A Central Atacadista de Curitiba (Ceasa), no entanto, informou que a seca ainda não refletiu no mercado. O preço da alface, um dos produtos mais prejudicados pela seca até caiu. Ontem, a caixa com 18 unidades estava sendo ofertada por R$ 6,00, inferior ao que vigorou na semana que registrou a última geada, fator que elevou o preço do alface para R$ 12,00 a caixa.

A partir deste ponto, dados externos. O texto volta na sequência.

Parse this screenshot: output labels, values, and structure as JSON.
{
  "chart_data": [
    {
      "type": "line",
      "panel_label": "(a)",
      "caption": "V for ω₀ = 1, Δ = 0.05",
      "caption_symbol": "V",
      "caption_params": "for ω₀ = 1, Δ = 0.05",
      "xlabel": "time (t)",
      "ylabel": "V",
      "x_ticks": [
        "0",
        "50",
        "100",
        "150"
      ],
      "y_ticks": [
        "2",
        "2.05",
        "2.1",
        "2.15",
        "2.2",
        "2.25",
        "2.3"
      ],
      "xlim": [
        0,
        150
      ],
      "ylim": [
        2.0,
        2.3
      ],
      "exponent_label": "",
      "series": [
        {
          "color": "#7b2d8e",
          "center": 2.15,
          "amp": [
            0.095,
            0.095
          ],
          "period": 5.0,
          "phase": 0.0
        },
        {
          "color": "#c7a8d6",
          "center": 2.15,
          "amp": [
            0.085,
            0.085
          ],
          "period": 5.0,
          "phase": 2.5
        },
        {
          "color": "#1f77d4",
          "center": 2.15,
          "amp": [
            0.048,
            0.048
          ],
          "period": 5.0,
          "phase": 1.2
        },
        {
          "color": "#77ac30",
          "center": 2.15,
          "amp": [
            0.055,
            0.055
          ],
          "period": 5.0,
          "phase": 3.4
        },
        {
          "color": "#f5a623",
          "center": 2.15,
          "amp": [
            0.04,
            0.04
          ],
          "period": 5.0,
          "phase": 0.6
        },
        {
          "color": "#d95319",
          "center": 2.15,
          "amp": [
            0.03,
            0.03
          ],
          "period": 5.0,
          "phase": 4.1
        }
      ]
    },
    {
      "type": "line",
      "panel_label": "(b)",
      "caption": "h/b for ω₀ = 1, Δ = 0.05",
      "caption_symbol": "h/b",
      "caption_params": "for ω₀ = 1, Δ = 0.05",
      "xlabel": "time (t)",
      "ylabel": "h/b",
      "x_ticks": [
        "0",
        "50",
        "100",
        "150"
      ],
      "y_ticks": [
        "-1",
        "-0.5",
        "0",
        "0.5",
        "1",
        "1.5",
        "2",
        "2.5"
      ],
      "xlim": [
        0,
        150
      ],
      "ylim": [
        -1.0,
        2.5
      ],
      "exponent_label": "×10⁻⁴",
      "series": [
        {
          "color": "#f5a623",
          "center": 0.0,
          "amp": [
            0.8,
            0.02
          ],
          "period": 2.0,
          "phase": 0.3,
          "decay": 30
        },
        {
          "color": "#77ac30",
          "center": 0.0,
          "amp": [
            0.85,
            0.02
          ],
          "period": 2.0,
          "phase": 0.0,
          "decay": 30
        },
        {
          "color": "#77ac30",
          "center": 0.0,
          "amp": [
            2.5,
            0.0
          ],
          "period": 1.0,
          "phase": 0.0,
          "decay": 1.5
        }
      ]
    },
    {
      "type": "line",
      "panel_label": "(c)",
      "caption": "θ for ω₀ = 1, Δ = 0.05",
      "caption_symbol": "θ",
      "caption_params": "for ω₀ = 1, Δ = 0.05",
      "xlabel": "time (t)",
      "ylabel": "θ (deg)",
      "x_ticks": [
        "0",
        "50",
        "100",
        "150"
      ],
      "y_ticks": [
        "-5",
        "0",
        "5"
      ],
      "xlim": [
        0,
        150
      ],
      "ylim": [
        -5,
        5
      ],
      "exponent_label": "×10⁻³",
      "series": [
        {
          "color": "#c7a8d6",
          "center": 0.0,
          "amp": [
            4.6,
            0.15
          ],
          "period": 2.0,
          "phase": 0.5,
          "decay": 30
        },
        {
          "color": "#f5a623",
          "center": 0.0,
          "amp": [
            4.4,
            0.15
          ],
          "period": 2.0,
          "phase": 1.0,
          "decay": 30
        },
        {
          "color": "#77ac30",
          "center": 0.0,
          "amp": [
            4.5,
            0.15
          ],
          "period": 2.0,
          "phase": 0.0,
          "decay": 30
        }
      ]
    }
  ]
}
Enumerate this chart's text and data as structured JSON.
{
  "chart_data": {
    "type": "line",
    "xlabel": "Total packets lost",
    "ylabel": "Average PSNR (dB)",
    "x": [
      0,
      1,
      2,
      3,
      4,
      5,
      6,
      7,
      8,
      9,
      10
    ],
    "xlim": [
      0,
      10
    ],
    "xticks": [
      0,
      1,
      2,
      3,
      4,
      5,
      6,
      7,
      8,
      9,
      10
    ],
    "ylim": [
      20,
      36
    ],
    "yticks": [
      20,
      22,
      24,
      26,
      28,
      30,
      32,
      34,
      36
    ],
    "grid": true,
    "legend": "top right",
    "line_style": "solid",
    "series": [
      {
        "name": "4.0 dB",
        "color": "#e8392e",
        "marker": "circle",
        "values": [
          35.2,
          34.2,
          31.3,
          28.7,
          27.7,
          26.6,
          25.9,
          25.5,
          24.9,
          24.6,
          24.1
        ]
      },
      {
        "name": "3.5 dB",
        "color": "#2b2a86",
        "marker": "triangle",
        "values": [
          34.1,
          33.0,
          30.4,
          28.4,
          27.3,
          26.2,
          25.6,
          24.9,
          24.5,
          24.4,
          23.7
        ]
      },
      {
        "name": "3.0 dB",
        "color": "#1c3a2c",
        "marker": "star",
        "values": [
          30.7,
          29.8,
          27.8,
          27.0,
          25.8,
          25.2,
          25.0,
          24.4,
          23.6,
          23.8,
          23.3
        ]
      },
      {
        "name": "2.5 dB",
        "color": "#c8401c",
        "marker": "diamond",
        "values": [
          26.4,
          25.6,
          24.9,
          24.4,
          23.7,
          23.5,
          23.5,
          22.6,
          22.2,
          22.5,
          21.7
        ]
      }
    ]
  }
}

O município de Colombo, que produz 95.000 t de legumes/ano já está com 30% de sua produção comprometida. Em São José dos Pinhais, que produz 100.000 t/ano, com irrigação não estão obtendo água dos rios e lagos, em função da redução do volume de água. Os produtores afirmam que é a pior seca dos últimos 17 anos.
Em Colombo, a produção de alface, escarola, couve-flor, repolho, cenoura, beterraba e brócolis, é a mais prejudicada. O produtor Vandir Cordeiro de Lima, 43, avisa que os reflexos da estiagem no abastecimento serão sentidos daqui 30 ou 40 dias, quando faltar a produção que deveria estar sendo plantada agora. A produção de alface de Lima já caiu em 30%. Ele entregava cerca de 500 caixas de alface por semana na Ceasa e agora só está entregando 300 caixas.
O secretário da Agricultura e do Abastecimento, Antonio Ricardo Milgioransa afirma que não chove com regularidade na região desde o ano passado, prejudicando a atividade dos 900 produtores do município. Segundo o secretário, os produtores que não estão tendo acesso a água suspenderam o plantio, aguardando as chuvas para fazer a transferência das mudas. Ele calcula que 30% da produção de verduras e legumes de Colombo já está comprometido e os resultados vão se refletir mais adiante.
Em São José dos Pinhais, cresceu o número de pedidos junto à prefeitura na concessão de horas-máquinas. Os produtores estão ampliando a capacidade de açúdes nas propriedades, com o objetivo de reter mais água na propriedade.